CORONAVÍRUS
Quero lá saber
quanto é que já gastou, sra. ministra
Qual a razão para
testar um Presidente da República assintomático e não testar doentes com
pneumonia internados num hospital central? É deste tipo de exigência que eu
falo.
JOÃO MIGUEL
TAVARES
12 de Março de
2020, 6:27
No meu último
artigo afirmei que o combate ao coronavírus e às suas brutais consequências na
economia portuguesa seria a prova do algodão da qualidade deste governo e da
capacidade de liderança de António Costa. Muita gente ficou indignada com tal
declaração, por entender que não se fazem contas políticas no combate a uma
pandemia – seria assim uma espécie de mesquinhice e de golpe baixo
politiqueiro. É uma teoria extraordinária, esta, e também muito tonta: se a
competência de um governo não se avalia em horas de urgência, avalia-se quando,
exactamente? Quando a economia cresce no mundo inteiro e tudo corre de feição?
Assim qualquer um serviria para primeiro-ministro.
Lamento: uma
pandemia não só não justifica a suspensão do juízo crítico sobre a competência
de um governo, como exige um escrutínio bem apertado sobre a liderança de todo
o processo e a capacidade de controlar a propagação da doença. Isto não é uma
questão de sorte ou azar. Azar teve a China, onde a epidemia nasceu, e não
podia fazer grande coisa quanto a isso. Em Portugal, já é uma questão de
competência. Nós sabíamos que o vírus iria chegar mais tarde ou mais cedo, pelo
que a preparação do país para o enfrentar (ainda ontem o director-geral da
Organização Mundial de Saúde criticou os “níveis alarmantes de inacção” em todo
o mundo), e a forma como as autoridades forem capazes de limitar a sua
expansão, é evidentemente matéria de avaliação política, e convém que ela seja
bastante exigente.
Até agora, aquilo
a que tenho assistido nestes primeiros dias de maior alarme não é especialmente
reconfortante, até porque, à boa maneira portuguesa, a informação escasseia.
Custa-me perceber tanta obsessão no “reforço” da linha SNS24, e tão pouco
esforço no desenvolvimento de aplicações digitais que aproveitem as imensas
potencialidades dos smartphones, como tem acontecido na China ou na Coreia do
Sul, permitindo aos cidadãos receberem informação diferenciada (não é, de todo,
igual viver na Póvoa de Varzim ou em Beja), em tempo real e de forma passiva, o
que evitaria o entupimento desnecessário das velhas linhas telefónicas.
Na manhã de
ontem, Marta Temido esteve no Parlamento a dizer que “as medidas aplicadas para
conter a epidemia do novo coronavírus em Portugal já tiveram um impacto de 10
milhões de euros no orçamento da Saúde” e que a tutela está muito
esforçadamente “a trabalhar para acomodar esta despesa”; e Graça Freitas esteve
a dar uma entrevista para o podcast de Daniel Oliveira.
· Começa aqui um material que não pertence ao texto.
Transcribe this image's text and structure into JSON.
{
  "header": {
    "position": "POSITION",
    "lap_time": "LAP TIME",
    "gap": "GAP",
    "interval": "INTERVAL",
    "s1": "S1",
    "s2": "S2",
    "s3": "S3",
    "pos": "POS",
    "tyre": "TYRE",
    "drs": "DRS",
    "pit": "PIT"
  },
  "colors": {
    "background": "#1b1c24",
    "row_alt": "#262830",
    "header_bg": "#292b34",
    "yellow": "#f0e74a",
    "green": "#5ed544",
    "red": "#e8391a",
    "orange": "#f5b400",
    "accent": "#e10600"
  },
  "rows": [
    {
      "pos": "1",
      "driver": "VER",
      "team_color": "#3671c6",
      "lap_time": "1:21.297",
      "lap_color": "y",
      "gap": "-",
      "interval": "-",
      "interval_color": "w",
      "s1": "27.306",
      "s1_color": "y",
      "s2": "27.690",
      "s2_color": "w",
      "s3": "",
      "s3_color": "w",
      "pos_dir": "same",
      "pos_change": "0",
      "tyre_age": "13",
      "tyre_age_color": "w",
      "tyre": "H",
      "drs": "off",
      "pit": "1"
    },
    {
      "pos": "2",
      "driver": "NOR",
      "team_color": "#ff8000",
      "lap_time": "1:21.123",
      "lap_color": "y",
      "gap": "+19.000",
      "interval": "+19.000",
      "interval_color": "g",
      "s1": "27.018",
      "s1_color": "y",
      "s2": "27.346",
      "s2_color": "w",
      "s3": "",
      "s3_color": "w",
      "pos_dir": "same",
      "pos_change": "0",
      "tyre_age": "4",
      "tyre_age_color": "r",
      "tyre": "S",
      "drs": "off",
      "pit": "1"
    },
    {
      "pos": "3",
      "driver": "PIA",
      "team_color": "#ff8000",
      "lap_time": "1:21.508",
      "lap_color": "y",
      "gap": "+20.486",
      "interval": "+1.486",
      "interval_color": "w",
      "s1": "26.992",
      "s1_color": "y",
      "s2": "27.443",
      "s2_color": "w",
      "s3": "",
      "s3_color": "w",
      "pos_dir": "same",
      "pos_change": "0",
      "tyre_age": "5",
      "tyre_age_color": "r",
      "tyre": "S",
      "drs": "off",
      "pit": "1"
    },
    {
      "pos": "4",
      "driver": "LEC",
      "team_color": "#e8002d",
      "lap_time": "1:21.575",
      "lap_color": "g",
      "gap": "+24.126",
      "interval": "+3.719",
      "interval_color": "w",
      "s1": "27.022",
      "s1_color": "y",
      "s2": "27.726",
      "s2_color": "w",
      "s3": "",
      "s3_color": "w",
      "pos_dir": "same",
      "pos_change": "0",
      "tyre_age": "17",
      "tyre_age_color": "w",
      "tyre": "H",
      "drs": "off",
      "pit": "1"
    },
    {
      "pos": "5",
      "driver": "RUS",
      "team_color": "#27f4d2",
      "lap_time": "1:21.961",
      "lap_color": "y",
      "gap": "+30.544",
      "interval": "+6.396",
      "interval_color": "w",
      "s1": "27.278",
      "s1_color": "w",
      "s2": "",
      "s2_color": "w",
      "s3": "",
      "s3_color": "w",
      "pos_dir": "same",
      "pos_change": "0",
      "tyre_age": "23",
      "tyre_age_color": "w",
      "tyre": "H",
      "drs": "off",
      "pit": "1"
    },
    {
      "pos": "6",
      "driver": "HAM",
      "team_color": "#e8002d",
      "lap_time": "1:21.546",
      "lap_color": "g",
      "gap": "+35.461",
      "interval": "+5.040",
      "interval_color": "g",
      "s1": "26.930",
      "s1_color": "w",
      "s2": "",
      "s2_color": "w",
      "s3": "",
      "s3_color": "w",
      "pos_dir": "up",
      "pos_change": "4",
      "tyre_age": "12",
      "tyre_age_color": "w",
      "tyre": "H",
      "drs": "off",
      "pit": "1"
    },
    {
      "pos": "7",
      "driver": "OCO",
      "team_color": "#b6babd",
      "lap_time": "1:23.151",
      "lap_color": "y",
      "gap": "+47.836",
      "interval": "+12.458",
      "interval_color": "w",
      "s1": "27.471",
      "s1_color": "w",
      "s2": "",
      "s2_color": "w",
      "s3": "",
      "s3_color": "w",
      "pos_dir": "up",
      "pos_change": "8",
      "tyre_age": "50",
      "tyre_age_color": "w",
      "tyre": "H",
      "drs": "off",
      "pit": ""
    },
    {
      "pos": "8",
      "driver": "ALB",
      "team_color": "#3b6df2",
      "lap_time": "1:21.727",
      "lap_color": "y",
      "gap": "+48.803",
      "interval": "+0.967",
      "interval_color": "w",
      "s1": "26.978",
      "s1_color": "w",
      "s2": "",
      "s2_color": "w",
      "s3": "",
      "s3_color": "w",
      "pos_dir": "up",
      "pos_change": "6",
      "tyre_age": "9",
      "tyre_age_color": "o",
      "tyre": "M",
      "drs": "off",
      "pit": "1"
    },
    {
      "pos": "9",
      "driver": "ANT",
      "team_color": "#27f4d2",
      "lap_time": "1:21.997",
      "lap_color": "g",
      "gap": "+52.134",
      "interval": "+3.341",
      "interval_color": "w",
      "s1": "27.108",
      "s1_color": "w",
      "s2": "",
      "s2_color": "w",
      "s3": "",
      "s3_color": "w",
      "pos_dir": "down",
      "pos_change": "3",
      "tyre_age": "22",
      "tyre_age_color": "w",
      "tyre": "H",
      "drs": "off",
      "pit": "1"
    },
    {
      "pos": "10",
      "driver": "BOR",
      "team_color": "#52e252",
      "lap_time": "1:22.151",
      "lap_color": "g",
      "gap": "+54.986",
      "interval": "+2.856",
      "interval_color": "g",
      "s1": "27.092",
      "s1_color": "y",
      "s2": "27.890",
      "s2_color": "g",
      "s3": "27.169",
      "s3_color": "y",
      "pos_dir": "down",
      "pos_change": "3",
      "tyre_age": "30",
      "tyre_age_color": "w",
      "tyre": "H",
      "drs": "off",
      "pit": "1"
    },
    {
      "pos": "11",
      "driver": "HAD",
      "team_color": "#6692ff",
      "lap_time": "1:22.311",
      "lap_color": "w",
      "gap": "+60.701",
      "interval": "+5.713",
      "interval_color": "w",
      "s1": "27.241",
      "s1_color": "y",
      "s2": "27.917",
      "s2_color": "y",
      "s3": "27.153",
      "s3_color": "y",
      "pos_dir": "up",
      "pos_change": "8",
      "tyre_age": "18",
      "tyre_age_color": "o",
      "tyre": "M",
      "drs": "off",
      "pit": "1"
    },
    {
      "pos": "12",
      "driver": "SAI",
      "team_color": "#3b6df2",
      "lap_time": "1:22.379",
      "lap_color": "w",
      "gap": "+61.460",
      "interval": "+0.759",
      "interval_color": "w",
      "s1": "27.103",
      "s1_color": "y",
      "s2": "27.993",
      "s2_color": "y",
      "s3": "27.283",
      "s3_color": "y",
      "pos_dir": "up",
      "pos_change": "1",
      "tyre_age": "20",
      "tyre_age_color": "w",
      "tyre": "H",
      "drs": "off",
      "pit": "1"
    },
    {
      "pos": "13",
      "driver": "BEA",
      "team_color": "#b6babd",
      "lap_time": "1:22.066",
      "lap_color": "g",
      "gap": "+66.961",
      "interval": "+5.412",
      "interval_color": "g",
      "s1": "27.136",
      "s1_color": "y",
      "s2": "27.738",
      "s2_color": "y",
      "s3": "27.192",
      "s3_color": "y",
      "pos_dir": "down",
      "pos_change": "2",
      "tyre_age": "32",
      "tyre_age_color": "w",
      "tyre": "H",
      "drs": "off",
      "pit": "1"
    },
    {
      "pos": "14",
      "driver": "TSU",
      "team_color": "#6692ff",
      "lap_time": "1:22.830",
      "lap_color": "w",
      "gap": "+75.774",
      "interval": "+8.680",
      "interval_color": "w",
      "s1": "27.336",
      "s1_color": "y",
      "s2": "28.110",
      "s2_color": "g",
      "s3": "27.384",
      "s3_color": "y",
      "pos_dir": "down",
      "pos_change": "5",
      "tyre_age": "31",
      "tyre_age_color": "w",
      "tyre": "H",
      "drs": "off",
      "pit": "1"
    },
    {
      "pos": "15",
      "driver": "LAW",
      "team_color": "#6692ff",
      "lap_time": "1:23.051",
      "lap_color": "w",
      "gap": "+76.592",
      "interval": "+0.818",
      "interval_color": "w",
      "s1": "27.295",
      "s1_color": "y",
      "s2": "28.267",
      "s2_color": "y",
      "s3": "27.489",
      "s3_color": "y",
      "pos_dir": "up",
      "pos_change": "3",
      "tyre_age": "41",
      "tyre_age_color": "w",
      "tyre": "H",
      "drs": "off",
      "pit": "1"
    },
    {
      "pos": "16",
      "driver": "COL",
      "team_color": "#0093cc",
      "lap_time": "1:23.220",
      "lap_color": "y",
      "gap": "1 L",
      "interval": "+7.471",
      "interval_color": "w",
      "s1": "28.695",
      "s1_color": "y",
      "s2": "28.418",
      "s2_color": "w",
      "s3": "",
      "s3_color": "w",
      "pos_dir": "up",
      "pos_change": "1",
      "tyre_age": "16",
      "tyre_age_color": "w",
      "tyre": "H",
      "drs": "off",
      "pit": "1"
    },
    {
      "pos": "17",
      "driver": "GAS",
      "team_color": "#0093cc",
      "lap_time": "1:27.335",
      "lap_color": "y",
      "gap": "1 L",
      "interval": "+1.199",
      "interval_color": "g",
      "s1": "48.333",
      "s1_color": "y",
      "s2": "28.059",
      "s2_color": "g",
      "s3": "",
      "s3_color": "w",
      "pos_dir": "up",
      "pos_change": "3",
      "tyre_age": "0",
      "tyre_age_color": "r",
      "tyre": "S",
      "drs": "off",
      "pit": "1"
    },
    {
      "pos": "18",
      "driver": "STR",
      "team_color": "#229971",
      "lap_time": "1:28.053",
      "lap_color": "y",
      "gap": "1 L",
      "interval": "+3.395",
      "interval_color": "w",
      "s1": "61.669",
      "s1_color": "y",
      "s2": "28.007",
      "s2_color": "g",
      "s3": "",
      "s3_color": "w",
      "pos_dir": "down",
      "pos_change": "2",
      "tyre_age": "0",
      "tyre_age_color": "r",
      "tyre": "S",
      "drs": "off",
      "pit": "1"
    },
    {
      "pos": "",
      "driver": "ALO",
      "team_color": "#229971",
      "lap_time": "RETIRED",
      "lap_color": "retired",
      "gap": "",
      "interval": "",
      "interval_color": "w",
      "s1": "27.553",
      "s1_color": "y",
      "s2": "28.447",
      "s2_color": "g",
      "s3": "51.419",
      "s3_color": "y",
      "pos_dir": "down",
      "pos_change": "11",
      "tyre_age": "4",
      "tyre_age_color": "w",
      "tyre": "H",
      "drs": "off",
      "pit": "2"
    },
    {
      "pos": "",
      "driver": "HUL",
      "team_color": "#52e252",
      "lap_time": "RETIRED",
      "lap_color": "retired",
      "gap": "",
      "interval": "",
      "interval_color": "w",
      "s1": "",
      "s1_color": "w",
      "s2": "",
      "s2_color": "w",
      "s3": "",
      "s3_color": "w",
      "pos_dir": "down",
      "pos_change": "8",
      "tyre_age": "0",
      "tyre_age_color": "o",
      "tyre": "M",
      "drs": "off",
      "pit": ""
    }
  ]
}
Nada contra audições
parlamentares, nem contra o podcast do Daniel Oliveira, no qual até já
participei – mas será que Freitas e Temido não tinham nada de mais urgente para
fazer na manhã de ontem?
Cara senhora
ministra: estou-me bem nas tintas para os 10 milhões que já gastou, um valor,
aliás, que me parece ridículo face à dimensão da ameaça da covid-19. É para
estas ocasiões que servem os bolsos do Estado. O que eu gostava mesmo de saber
é como é que as medidas de contenção falharam no Hospital de Santa Maria, onde,
de repente, se descobrem doentes infectados internados há vários dias com
pneumonias, comprometendo instalações e pessoal hospitalar. Importa pouco saber
se são 10, 100 ou mil milhões de euros, mas importa muito saber isto: qual a
razão para testar um Presidente da República assintomático e não testar doentes
com pneumonia internados num hospital central? É deste tipo de exigência que eu
falo; e são estas as perguntas a que é urgente responder.